Neue Partnerschaft: UTA Edenred erweitert Ladenetz mit IONITY-Kooperation
von links: Brice Bertrand (EMEA Partner Manager EV bei UTA Edenred), Simon Oetter (Head of Product Management & Sales bei IONITY), Tim Görts (Director Mobility DACH & CEE bei UTA Edenred) sowie Eric Weiland-Eylers (Director Product & Growth bei IONITY), besiegeln die Kooperation zwischen UTA Edenred und IONITY. Bild: UTA Edenred/Björn Friedrich
Wer mit einem Elektrofahrzeug quer durch Europa unterwegs ist, kennt das Problem: Je nach Ladeanbieter braucht es unterschiedliche Karten, Apps und Tarife.
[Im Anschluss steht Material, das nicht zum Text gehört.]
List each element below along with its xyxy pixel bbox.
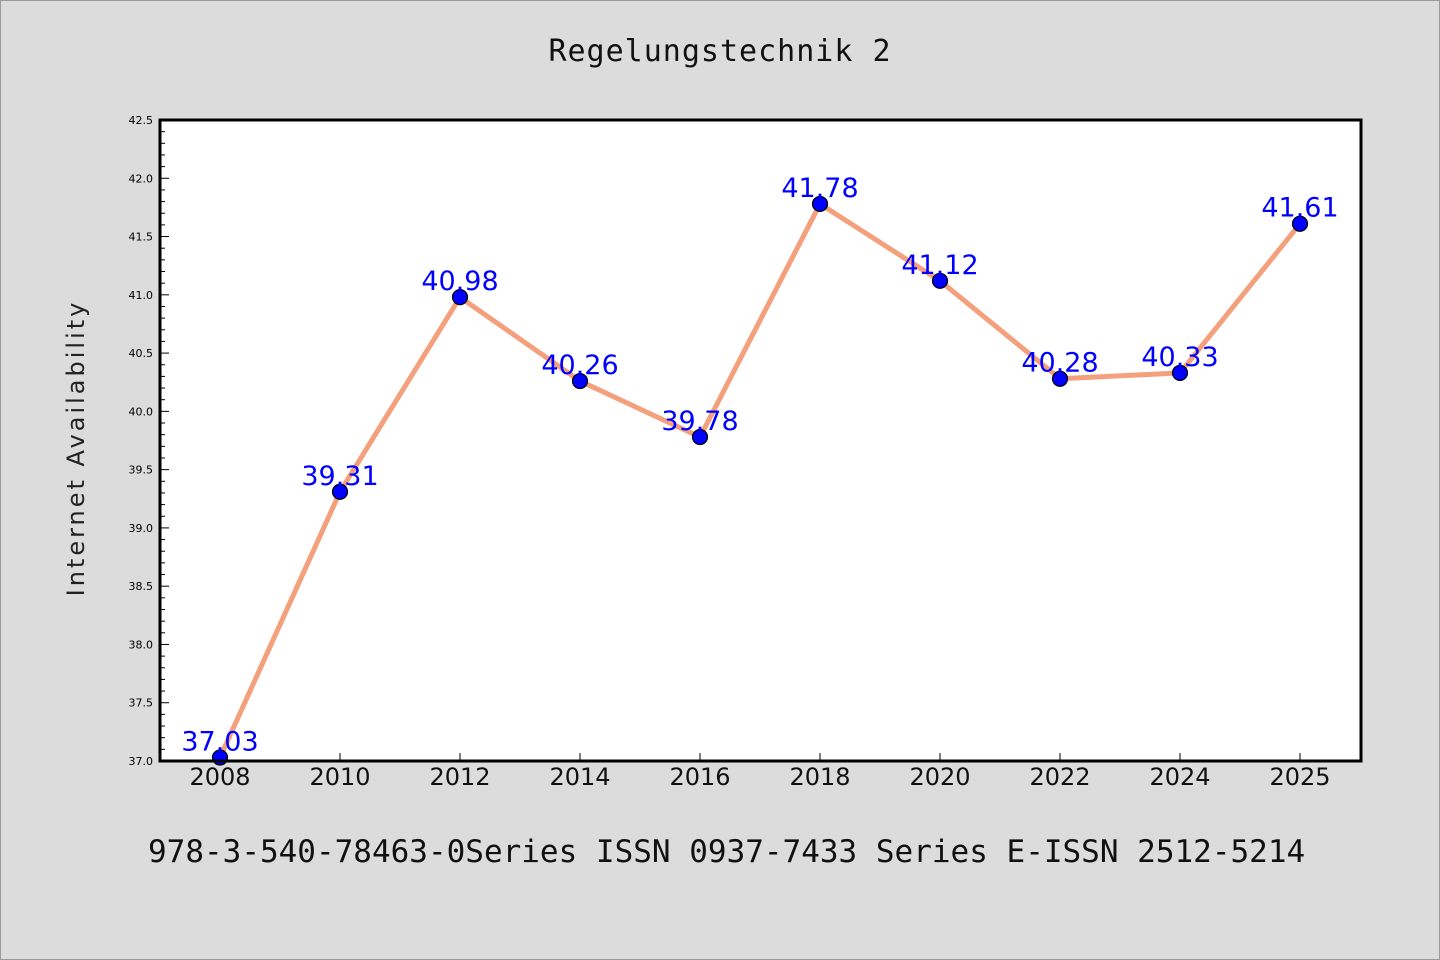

UTA Edenred will das nun ändern. Der Mobilitätsdienstleister hat eine Kooperation mit IONITY vereinbart und bringt neue Abomodelle auf den Markt, die vergünstigtes Schnellladen an rund 6.500 Ladepunkten in ganz Europa ermöglichen. Nach Tesla und EnBW ist IONITY damit bereits der dritte große Ladenetzbetreiber, den UTA Edenred in sein Netzwerk einbindet.
Die neuen Modelle heißen UTA Edenred IONITY Standard und Premium – beide als Zusatzoption zur bekannten UTA eCard buchbar. Über 6.000 IONITY-Hochleistungsladepunkte stehen damit zur Verfügung, allein 1.400 davon in Deutschland. Die Stationen liegen meist direkt an Autobahnen und großen Transitrouten, werden aber auch in Städten immer präsenter. Wer eines der Abos nutzt, zahlt deutlich weniger pro Kilowattstunde – bis zu 40 Prozent unter dem Standardtarif.
Weniger Aufwand, mehr Überblick
Besonders für Unternehmen mit größeren Fuhrparks dürfte ein weiteres Detail attraktiv sein: Alle Ladevorgänge landen auf einer einzigen Sammelrechnung. Das klingt nach einer Kleinigkeit, spart in der Praxis aber erheblichen Verwaltungsaufwand. Statt sich durch verschiedene Portale und Einzelabrechnungen zu arbeiten, behalten Flottenverantwortliche mit einem Blick den Überblick. Die Partnerschaft gilt in 24 europäischen Ländern – und markiert einen weiteren Schritt in der Elektrifizierung gewerblicher Flotten.